11.3.06

Vingt-deux heures quarante-cinq. Où êtes-vous? Où est je? Facile: assis à la table de la cuisine, la table au vernis pelé, la table made in Plessisville PQ, assis sur une chaise au tissu écrasé, déchiré, carreauté, années-soixante-dixé, avec la mousse qui commence à sortir par en tsour. Facile: dans la cuisine silencieuse, avec ma bougie silencieuse, le plancher de tuiles silencieuses, les murs jaune sale silencieux. Facile: ici, à Vancouver, au pays des nuages neigeux, chez les vraies et blanches montagnes, très loin du lac des Deux-Montagnes. Je me gratte le bras.

Je me gratte l'ici. J'ai un problème avec la gratte. Gratte ceci, gratte cela, le pare-chocs frontal, le coin des ongles, la plaine dorsale, toujours à gratter, souvent jusqu'à ce que sang s'ensuive. Et dire que je chicane mes enfants quand il font pareil; c'est l'histoire du monde probablement. Où est je? Ici à se gratter. Le sourcil, le bras gauche, la cuisse droite, et le cou. Alouette. Gratte pour gratter, tu sauras que tu existes. Et si vraiment ça venait de là, d'une peur de ne pas exister. Tiens? Je saigne. J'ai atteint le gisement: le trésor. Je saigne donc j'existe. Ça me démange donc je suis.

Où est je? Je est dans la démangeaison. Je me démange. Ici, assis sur une chaise craquée devant la table égratignée, dans la cuisine silencieuse qui renferme un peu d'air du pays. Du pays de par ici.

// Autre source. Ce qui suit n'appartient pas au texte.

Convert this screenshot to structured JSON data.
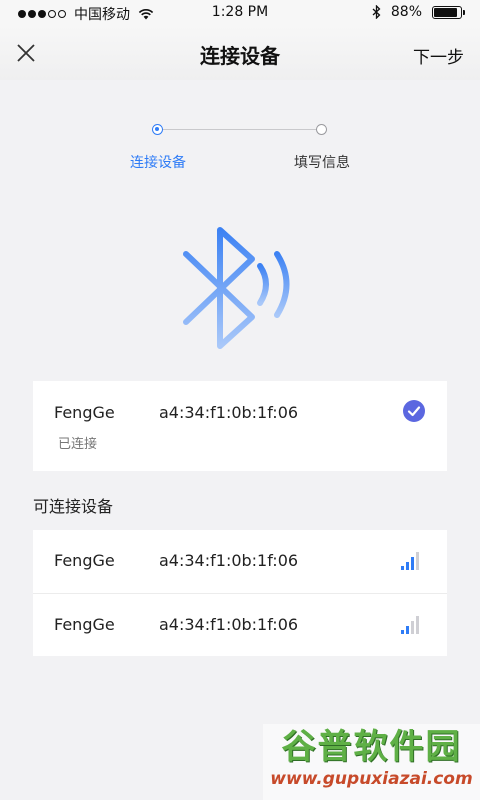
{
  "status_bar": {
    "carrier": "中国移动",
    "time": "1:28 PM",
    "battery_percent": "88%",
    "battery_level": 0.88,
    "icons": [
      "wifi-icon",
      "bluetooth-icon",
      "battery-icon"
    ]
  },
  "nav": {
    "title": "连接设备",
    "next_label": "下一步",
    "close_icon": "close-icon"
  },
  "stepper": {
    "steps": [
      {
        "label": "连接设备",
        "active": true
      },
      {
        "label": "填写信息",
        "active": false
      }
    ]
  },
  "connected_device": {
    "name": "FengGe",
    "mac": "a4:34:f1:0b:1f:06",
    "status": "已连接"
  },
  "available": {
    "title": "可连接设备",
    "devices": [
      {
        "name": "FengGe",
        "mac": "a4:34:f1:0b:1f:06",
        "signal_bars": 3
      },
      {
        "name": "FengGe",
        "mac": "a4:34:f1:0b:1f:06",
        "signal_bars": 2
      }
    ]
  },
  "watermark": {
    "title": "谷普软件园",
    "url": "www.gupuxiazai.com"
  },
  "colors": {
    "accent": "#2f7cf6",
    "check": "#5b67e0",
    "signal_active": "#2f7cf6",
    "signal_inactive": "#cfcfd4"
  }
}
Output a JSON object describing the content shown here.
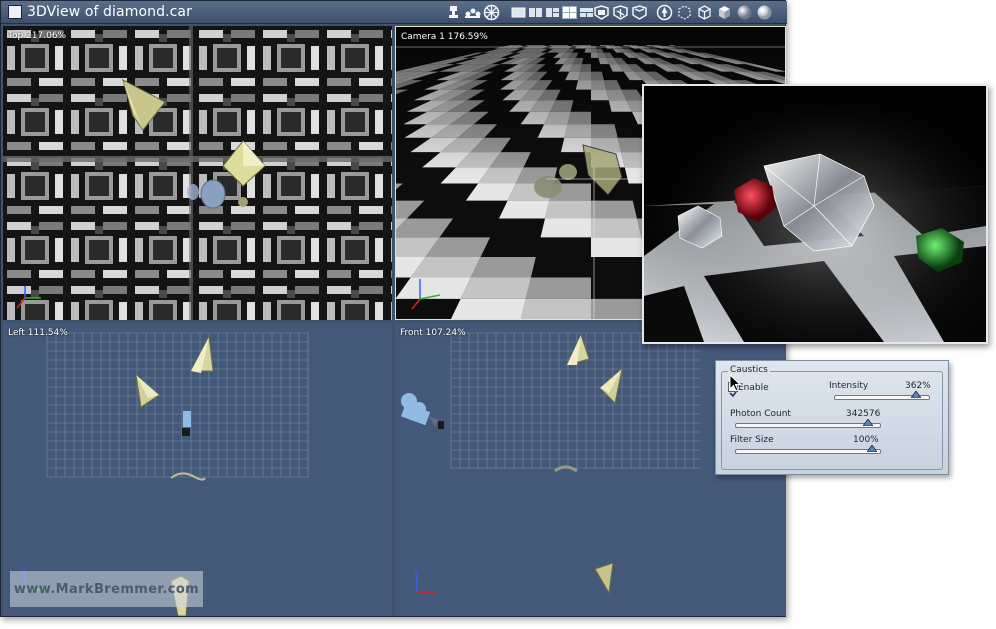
{
  "window": {
    "title": "3DView of diamond.car"
  },
  "toolbar": {
    "icons": [
      "camera-light-icon",
      "cameras-group-icon",
      "globe-icon",
      "layout-single-icon",
      "layout-two-icon",
      "layout-three-icon",
      "layout-four-icon",
      "layout-split-icon",
      "view-front-icon",
      "view-side-icon",
      "view-top-icon",
      "navigate-icon",
      "bounding-box-icon",
      "wireframe-icon",
      "flat-shade-icon",
      "smooth-shade-icon",
      "textured-shade-icon"
    ]
  },
  "viewports": {
    "top": {
      "label": "Top 217.06%"
    },
    "camera": {
      "label": "Camera 1 176.59%"
    },
    "left": {
      "label": "Left 111.54%"
    },
    "front": {
      "label": "Front 107.24%"
    }
  },
  "caustics": {
    "title": "Caustics",
    "enable_label": "Enable",
    "enabled": true,
    "intensity_label": "Intensity",
    "intensity_value": "362%",
    "intensity_level": 0.9,
    "photon_label": "Photon Count",
    "photon_value": "342576",
    "photon_level": 0.95,
    "filter_label": "Filter Size",
    "filter_value": "100%",
    "filter_level": 0.98
  },
  "watermark": "www.MarkBremmer.com",
  "colors": {
    "viewport_bg": "#44587a",
    "titlebar": "#4a5d79",
    "gem_yellow": "#d6d6a0",
    "camera_blue": "#9cc6ea",
    "ruby": "#c0141c",
    "emerald": "#22a030"
  }
}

Je est cet autre qui écrit. Je respire par la bouche par que le nez est bouché. Je a froid: je renifle. Je se demande ce qu'il peut bien y avoir au fond de soi, se demande surtout si les soi ont des fonds. Et pourquoi en auraient-ils, après tout? Si je est ici, je n'est pas là. Ici, maintenant, être est merveilleusement sans profondeur, comme le souffle par la bouche, comme une bulle diaprée (ce mot rouge qu'il y avait au miroir de maman). Ici: toutes les couleurs ensemble. Ici: silence et bruit à la fois. Ici: Je et vous et le reste.

Maintenant: vingt-trois heures onze. Où est vous? Où êtes je?